Faculty of Mathematics, Physics and Informatics, Comenius University, Bratislava, Slovakia.
LIRMM, University of Montpellier, Montpellier, France.
J Comput Biol. 2024 Oct;31(10):946-964. doi: 10.1089/cmb.2024.0667. Epub 2024 Oct 9.
An annotation is a set of genomic intervals sharing a particular function or property. Examples include genes or their exons, sequence repeats, regions with a particular epigenetic state, and copy number variants. A common task is to compare two annotations to determine if one is enriched or depleted in the regions covered by the other. We study the problem of assigning statistical significance to such a comparison based on a null model representing random unrelated annotations. To incorporate more background information into such analyses, we propose a new null model based on a Markov chain that differentiates among several genomic contexts. These contexts can capture various confounding factors, such as GC content or assembly gaps. We then develop a new algorithm for estimating -values by computing the exact expectation and variance of the test statistic and then estimating the -value using a normal approximation. Compared to the previous algorithm by Gafurov et al., the new algorithm provides three advances: (1) the running time is improved from quadratic to linear or quasi-linear, (2) the algorithm can handle two different test statistics, and (3) the algorithm can handle both simple and context-dependent Markov chain null models. We demonstrate the efficiency and accuracy of our algorithm on synthetic and real data sets, including the recent human telomere-to-telomere assembly. In particular, our algorithm computed -values for 450 pairs of human genome annotations using 24 threads in under three hours. Moreover, the use of genomic contexts to correct for GC bias resulted in the reversal of some previously published findings.

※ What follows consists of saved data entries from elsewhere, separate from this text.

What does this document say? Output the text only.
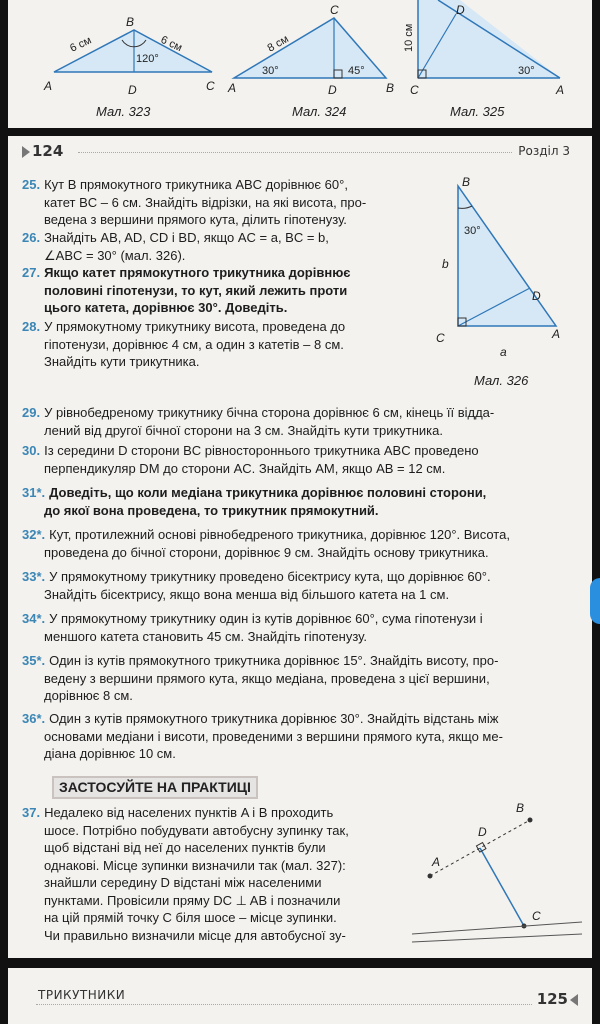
B
A	D	C
6 см	6 см
120°
C
A	D	B
8 см
30°	45°
D
C	A
10 см
30°
Мал. 323	Мал. 324	Мал. 325
124	Розділ 3
25. Кут B прямокутного трикутника ABC дорівнює 60°,
катет BC – 6 см. Знайдіть відрізки, на які висота, про-
ведена з вершини прямого кута, ділить гіпотенузу.
26. Знайдіть AB, AD, CD і BD, якщо AC = a, BC = b,
∠ABC = 30° (мал. 326).
27. Якщо катет прямокутного трикутника дорівнює
половині гіпотенузи, то кут, який лежить проти
цього катета, дорівнює 30°. Доведіть.
28. У прямокутному трикутнику висота, проведена до
гіпотенузи, дорівнює 4 см, а один з катетів – 8 см.
Знайдіть кути трикутника.
B
C
D
A
b
a
30°
Мал. 326
29. У рівнобедреному трикутнику бічна сторона дорівнює 6 см, кінець її відда-
лений від другої бічної сторони на 3 см. Знайдіть кути трикутника.
30. Із середини D сторони BC рівностороннього трикутника ABC проведено
перпендикуляр DM до сторони AC. Знайдіть AM, якщо AB = 12 см.
31*. Доведіть, що коли медіана трикутника дорівнює половині сторони,
до якої вона проведена, то трикутник прямокутний.
32*. Кут, протилежний основі рівнобедреного трикутника, дорівнює 120°. Висота,
проведена до бічної сторони, дорівнює 9 см. Знайдіть основу трикутника.
33*. У прямокутному трикутнику проведено бісектрису кута, що дорівнює 60°.
Знайдіть бісектрису, якщо вона менша від більшого катета на 1 см.
34*. У прямокутному трикутнику один із кутів дорівнює 60°, сума гіпотенузи і
меншого катета становить 45 см. Знайдіть гіпотенузу.
35*. Один із кутів прямокутного трикутника дорівнює 15°. Знайдіть висоту, про-
ведену з вершини прямого кута, якщо медіана, проведена з цієї вершини,
дорівнює 8 см.
36*. Один з кутів прямокутного трикутника дорівнює 30°. Знайдіть відстань між
основами медіани і висоти, проведеними з вершини прямого кута, якщо ме-
діана дорівнює 10 см.
ЗАСТОСУЙТЕ НА ПРАКТИЦІ
37. Недалеко від населених пунктів A і B проходить
шосе. Потрібно побудувати автобусну зупинку так,
щоб відстані від неї до населених пунктів були
однакові. Місце зупинки визначили так (мал. 327):
знайшли середину D відстані між населеними
пунктами. Провісили пряму DC ⊥ AB і позначили
на цій прямій точку C біля шосе – місце зупинки.
Чи правильно визначили місце для автобусної зу-
A
B
D
C
ТРИКУТНИКИ	125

注释是指具有特定功能或属性的基因组区间集。例如基因或其外显子、序列重复、具有特定表观遗传状态的区域和拷贝数变异。常见的任务是比较两个注释,以确定另一个在另一个注释覆盖的区域中是否富集或缺失。我们研究了基于代表随机无关注释的 null 模型为这种比较分配统计显著性的问题。为了将更多背景信息纳入此类分析中,我们提出了一种新的基于马尔可夫链的 null 模型,该模型可以区分几种基因组上下文。这些上下文可以捕获各种混杂因素,例如 GC 含量或组装间隙。然后,我们开发了一种新的算法,通过计算测试统计量的精确期望和方差来估计 - 值,然后使用正态逼近来估计 - 值。与 Gafurov 等人之前的算法相比,新算法具有三个优势:(1) 运行时间从二次改进为线性或准线性,(2) 算法可以处理两种不同的测试统计量,(3) 算法可以处理简单和依赖上下文的马尔可夫链 null 模型。我们在合成数据集和真实数据集上展示了我们算法的效率和准确性,包括最近的人类端粒到端粒组装。特别是,我们的算法在不到三个小时的时间内使用 24 个线程为 450 对人类基因组注释计算了 - 值。此外,使用基因组上下文来纠正 GC 偏差导致了一些先前发表的发现的反转。